One method of performing a chakra clearing, is a relatively simply three step process – intention, identify, clear. Begin by holding the intention to identify energy related to the recent curse or contract unraveling held in the client’s chakras. Then using whatever intuitive sense you have (e.g. clairvoyance, clairsentient, etc.) scan the clients energy field, looking for the presence of grey or congested energy. Finally clear the blocked chakras either with the help of your Healing Spirits or by using healing with spiritual light. One might also offer a chakra meditation for a client as aftercare in this situation.
These are only two possibilities, among a full range of options, for healing work or client exercises that can help survivors of trauma more fully integrate soul level healing into their energetic and physical bodies. The key point is to be aware that fragmentation can impede the integration of soul level healing and to ask your guides for whether or not there is something else to be done that would support the client in her or his continued healing and integration.

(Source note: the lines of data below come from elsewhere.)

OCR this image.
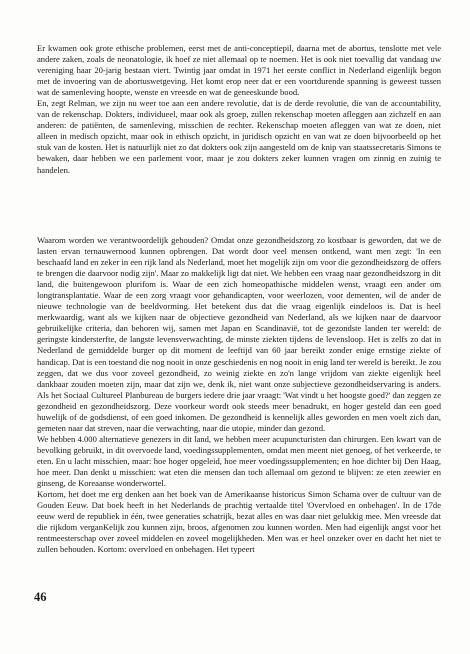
Er kwamen ook grote ethische problemen, eerst met de anti-conceptiepil, daarna met de abortus, tenslotte met vele andere zaken, zoals de neonatologie, ik hoef ze niet allemaal op te noemen. Het is ook niet toevallig dat vandaag uw vereniging haar 20-jarig bestaan viert. Twintig jaar omdat in 1971 het eerste conflict in Nederland eigenlijk begon met de invoering van de abortuswetgeving. Het komt erop neer dat er een voortdurende spanning is geweest tussen wat de samenleving hoopte, wenste en vreesde en wat de geneeskunde bood.

En, zegt Relman, we zijn nu weer toe aan een andere revolutie, dat is de derde revolutie, die van de accountability, van de rekenschap. Dokters, individueel, maar ook als groep, zullen rekenschap moeten afleggen aan zichzelf en aan anderen: de patiënten, de samenleving, misschien de rechter. Rekenschap moeten afleggen van wat ze doen, niet alleen in medisch opzicht, maar ook in ethisch opzicht, in juridisch opzicht en van wat ze doen bijvoorbeeld op het stuk van de kosten. Het is natuurlijk niet zo dat dokters ook zijn aangesteld om de knip van staatssecretaris Simons te bewaken, daar hebben we een parlement voor, maar je zou dokters zeker kunnen vragen om zinnig en zuinig te handelen.

Waarom worden we verantwoordelijk gehouden? Omdat onze gezondheidszorg zo kostbaar is geworden, dat we de lasten ervan ternauwernood kunnen opbrengen. Dat wordt door veel mensen ontkend, want men zegt: 'In een beschaafd land en zeker in een rijk land als Nederland, moet het mogelijk zijn om voor die gezondheidszorg de offers te brengen die daarvoor nodig zijn'. Maar zo makkelijk ligt dat niet. We hebben een vraag naar gezondheidszorg in dit land, die buitengewoon plurifom is. Waar de een zich homeopathische middelen wenst, vraagt een ander om longtransplantatie. Waar de een zorg vraagt voor gehandicapten, voor weerlozen, voor dementen, wil de ander de nieuwe technologie van de beeldvorming. Het betekent dus dat die vraag eigenlijk eindeloos is. Dat is heel merkwaardig, want als we kijken naar de objectieve gezondheid van Nederland, als we kijken naar de daarvoor gebruikelijke criteria, dan behoren wij, samen met Japan en Scandinavië, tot de gezondste landen ter wereld: de geringste kindersterfte, de langste levensverwachting, de minste ziekten tijdens de levensloop. Het is zelfs zo dat in Nederland de gemiddelde burger op dit moment de leeftijd van 60 jaar bereikt zonder enige ernstige ziekte of handicap. Dat is een toestand die nog nooit in onze geschiedenis en nog nooit in enig land ter wereld is bereikt. Je zou zeggen, dat we dus voor zoveel gezondheid, zo weinig ziekte en zo'n lange vrijdom van ziekte eigenlijk heel dankbaar zouden moeten zijn, maar dat zijn we, denk ik, niet want onze subjectieve gezondheidservaring is anders. Als het Sociaal Cultureel Planbureau de burgers iedere drie jaar vraagt: 'Wat vindt u het hoogste goed?' dan zeggen ze gezondheid en gezondheidszorg. Deze voorkeur wordt ook steeds meer benadrukt, en hoger gesteld dan een goed huwelijk of de godsdienst, of een goed inkomen. De gezondheid is kennelijk alles geworden en men voelt zich dan, gemeten naar dat streven, naar die verwachting, naar die utopie, minder dan gezond.

We hebben 4.000 alternatieve genezers in dit land, we hebben meer acupuncturisten dan chirurgen. Een kwart van de bevolking gebruikt, in dit overvoede land, voedingssupplementen, omdat men meent niet genoeg, of het verkeerde, te eten. En u lacht misschien, maar: hoe hoger opgeleid, hoe meer voedingssupplementen; en hoe dichter bij Den Haag, hoe meer. Dan denkt u misschien: wat eten die mensen dan toch allemaal om gezond te blijven: ze eten zeewier en ginseng, de Koreaanse wonderwortel.

Kortom, het doet me erg denken aan het boek van de Amerikaanse historicus Simon Schama over de cultuur van de Gouden Eeuw. Dat boek heeft in het Nederlands de prachtig vertaalde titel 'Overvloed en onbehagen'. In de 17de eeuw werd de republiek in één, twee generaties schatrijk, bezat alles en was daar niet gelukkig mee. Men vreesde dat die rijkdom verganKelijk zou kunnen zijn, broos, afgenomen zou kunnen worden. Men had eigenlijk angst voor het rentmeesterschap over zoveel middelen en zoveel mogelijkheden. Men was er heel onzeker over en dacht het niet te zullen behouden. Kortom: overvloed en onbehagen. Het typeert

46
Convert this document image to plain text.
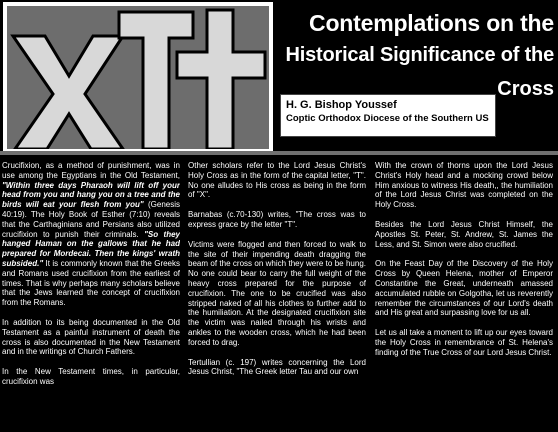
Contemplations on the
Historical Significance of the
Cross
H. G. Bishop Youssef
Coptic Orthodox Diocese of the Southern US

Crucifixion, as a method of punishment, was in use among the Egyptians in the Old Testament, "Within three days Pharaoh will lift off your head from you and hang you on a tree and the birds will eat your flesh from you" (Genesis 40:19). The Holy Book of Esther (7:10) reveals that the Carthaginians and Persians also utilized crucifixion to punish their criminals. "So they hanged Haman on the gallows that he had prepared for Mordecai. Then the kings' wrath subsided." It is commonly known that the Greeks and Romans used crucifixion from the earliest of times. That is why perhaps many scholars believe that the Jews learned the concept of crucifixion from the Romans.

In addition to its being documented in the Old Testament as a painful instrument of death the cross is also documented in the New Testament and in the writings of Church Fathers.

In the New Testament times, in particular, crucifixion was

Other scholars refer to the Lord Jesus Christ's Holy Cross as in the form of the capital letter, "T". No one alludes to His cross as being in the form of "X".

Barnabas (c.70-130) writes, "The cross was to express grace by the letter "T".

Victims were flogged and then forced to walk to the site of their impending death dragging the beam of the cross on which they were to be hung. No one could bear to carry the full weight of the heavy cross prepared for the purpose of crucifixion. The one to be crucified was also stripped naked of all his clothes to further add to the humiliation. At the designated crucifixion site the victim was nailed through his wrists and ankles to the wooden cross, which he had been forced to drag.

Tertullian (c. 197) writes concerning the Lord Jesus Christ, "The Greek letter Tau and our own

With the crown of thorns upon the Lord Jesus Christ's Holy head and a mocking crowd below Him anxious to witness His death,, the humiliation of the Lord Jesus Christ was completed on the Holy Cross.

Besides the Lord Jesus Christ Himself, the Apostles St. Peter, St. Andrew, St. James the Less, and St. Simon were also crucified.

On the Feast Day of the Discovery of the Holy Cross by Queen Helena, mother of Emperor Constantine the Great, underneath amassed accumulated rubble on Golgotha, let us reverently remember the circumstances of our Lord's death and His great and surpassing love for us all.

Let us all take a moment to lift up our eyes toward the Holy Cross in remembrance of St. Helena's finding of the True Cross of our Lord Jesus Christ.
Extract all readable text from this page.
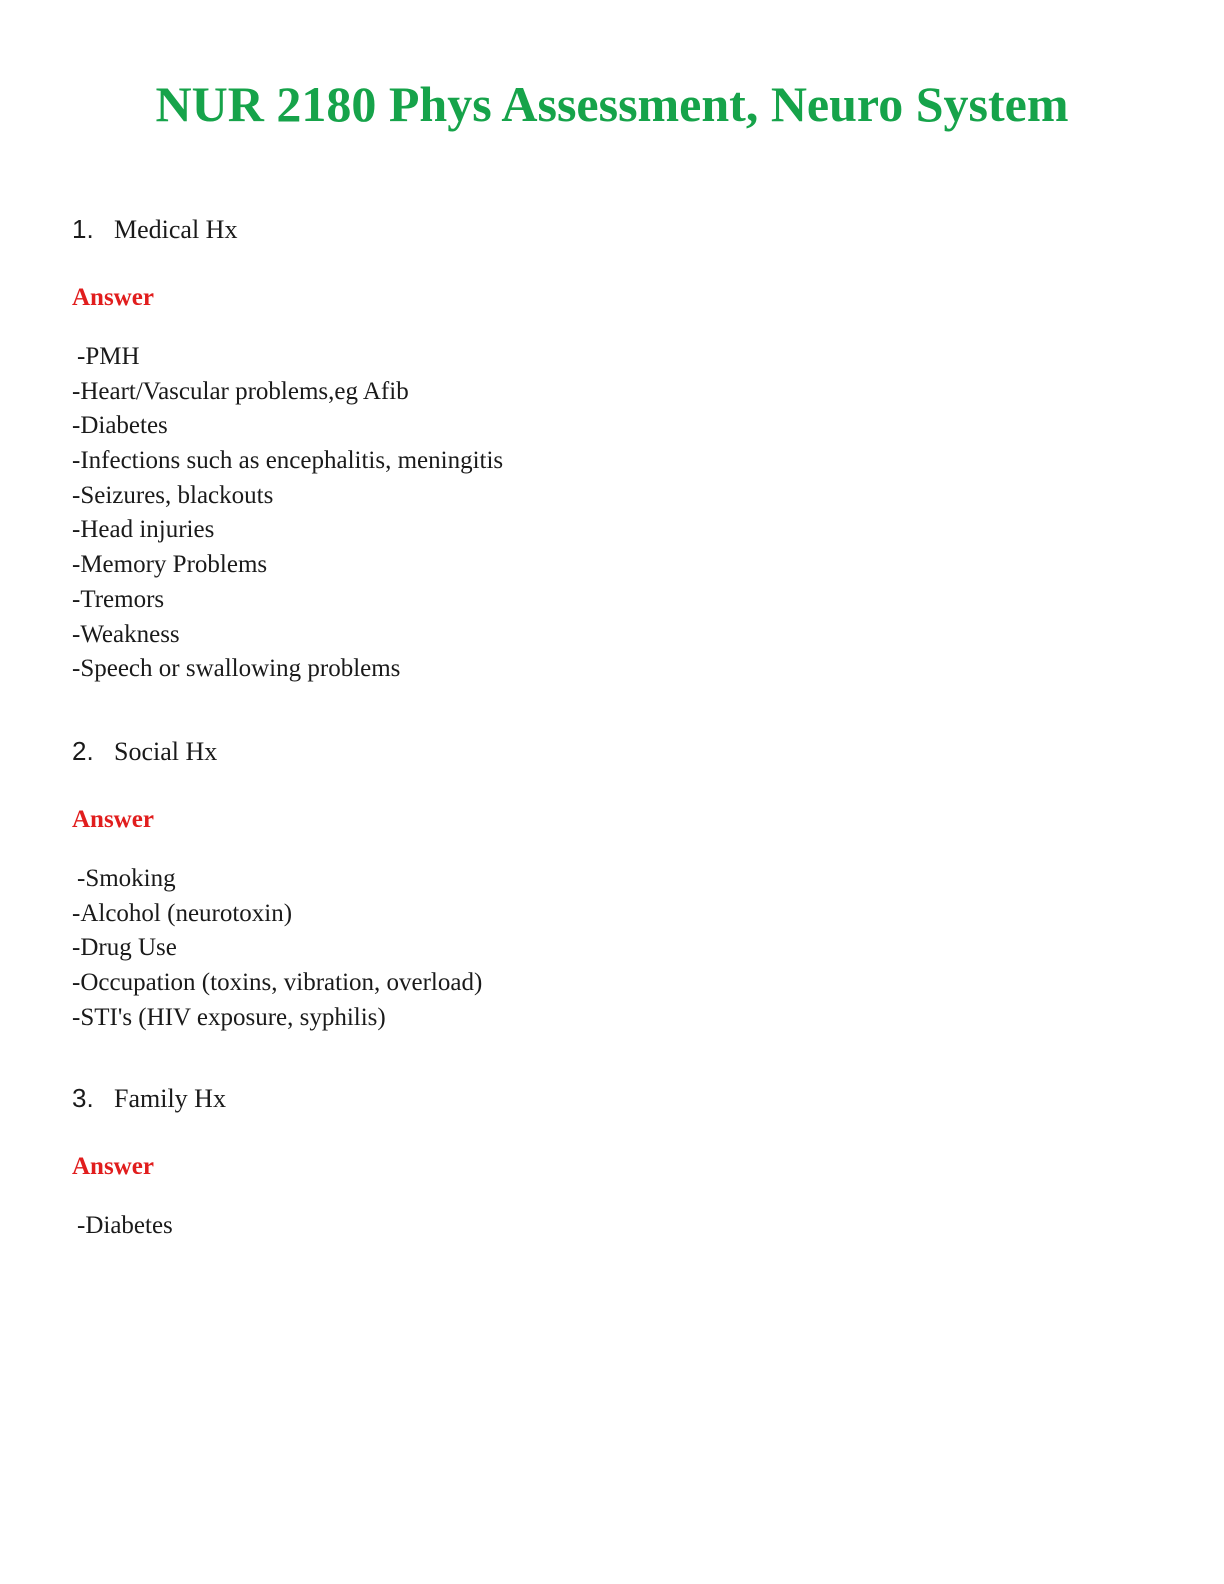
NUR 2180 Phys Assessment, Neuro System
1. Medical Hx
Answer
-PMH
-Heart/Vascular problems,eg Afib
-Diabetes
-Infections such as encephalitis, meningitis
-Seizures, blackouts
-Head injuries
-Memory Problems
-Tremors
-Weakness
-Speech or swallowing problems
2. Social Hx
Answer
-Smoking
-Alcohol (neurotoxin)
-Drug Use
-Occupation (toxins, vibration, overload)
-STI's (HIV exposure, syphilis)
3. Family Hx
Answer
-Diabetes
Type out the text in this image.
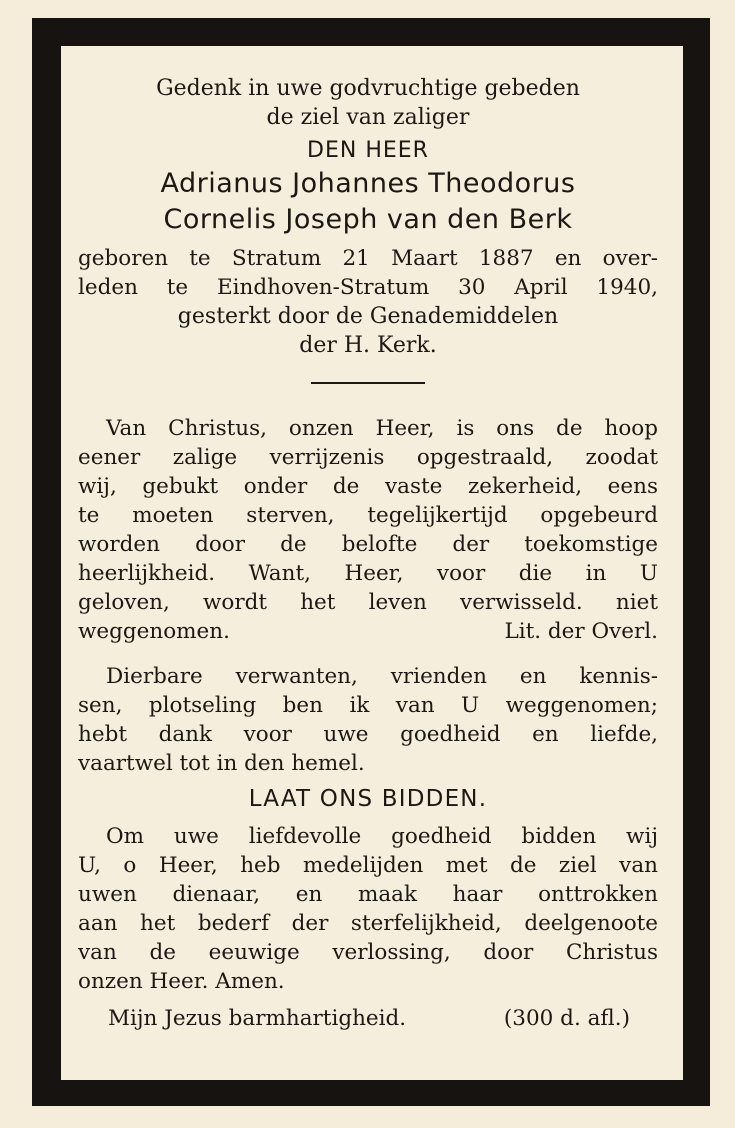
Gedenk in uwe godvruchtige gebeden

de ziel van zaliger

DEN HEER

Adrianus Johannes Theodorus

Cornelis Joseph van den Berk

geboren te Stratum 21 Maart 1887 en over-

leden te Eindhoven-Stratum 30 April 1940,

gesterkt door de Genademiddelen

der H. Kerk.

Van Christus, onzen Heer, is ons de hoop

eener zalige verrijzenis opgestraald, zoodat

wij, gebukt onder de vaste zekerheid, eens

te moeten sterven, tegelijkertijd opgebeurd

worden door de belofte der toekomstige

heerlijkheid. Want, Heer, voor die in U

geloven, wordt het leven verwisseld. niet

weggenomen.	Lit. der Overl.

Dierbare verwanten, vrienden en kennis-

sen, plotseling ben ik van U weggenomen;

hebt dank voor uwe goedheid en liefde,

vaartwel tot in den hemel.

LAAT ONS BIDDEN.

Om uwe liefdevolle goedheid bidden wij

U, o Heer, heb medelijden met de ziel van

uwen dienaar, en maak haar onttrokken

aan het bederf der sterfelijkheid, deelgenoote

van de eeuwige verlossing, door Christus

onzen Heer. Amen.

Mijn Jezus barmhartigheid.	(300 d. afl.)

Shamanic practice, as it has for many centuries, offers profound healing and hope for individuals who have been impacted by trauma and abuse. Because of the prevalence of childhood abuse and neglect, many of the clients that modern shamanic practitioners work with are likely survivors of childhood abuse or some other adverse experience. It behooves us to learn how to modify traditional shamanic interventions to account for the unique ways that childhood abuse impacts development. Implementing these modifications allow shamanic practitioners to offer trauma sensitive practice. Trauma sensitive practice in turn offers profound healing with greater ease for clients who suffered abuse in childhood. When this happens shamanic practice can offer medicine for the body, mind, and soul. May it be so.
 For ease of reading I will use the generic “child”. However everything that is discussed applies to the experience of abuse for adolescents. Moreover, experiences of personal violence or oppression can happen later in life. Adults can experience some of the same fragmentation though often this is mediated by earlier life experiences. The focus here is on the experience of abuse in childhood and the impact of this on development.
Bennington-Davis, M. (Nov., 2014). The Neurobiology of Kindness. Minnesota Psychological Association president’s conference. Minneapolis, MN.
Centers for Disease Control and Prevention (2014). ACE Study. Injury prevention & control: Division of violence prevention. Retrieved from http://www.cdc.gov/violenceprevention/acestudy/index.html#.
Ingerman, Sandra (1991). Soul Retrieval: Mending the Fragmented Self. Harper Collins: New York, NY.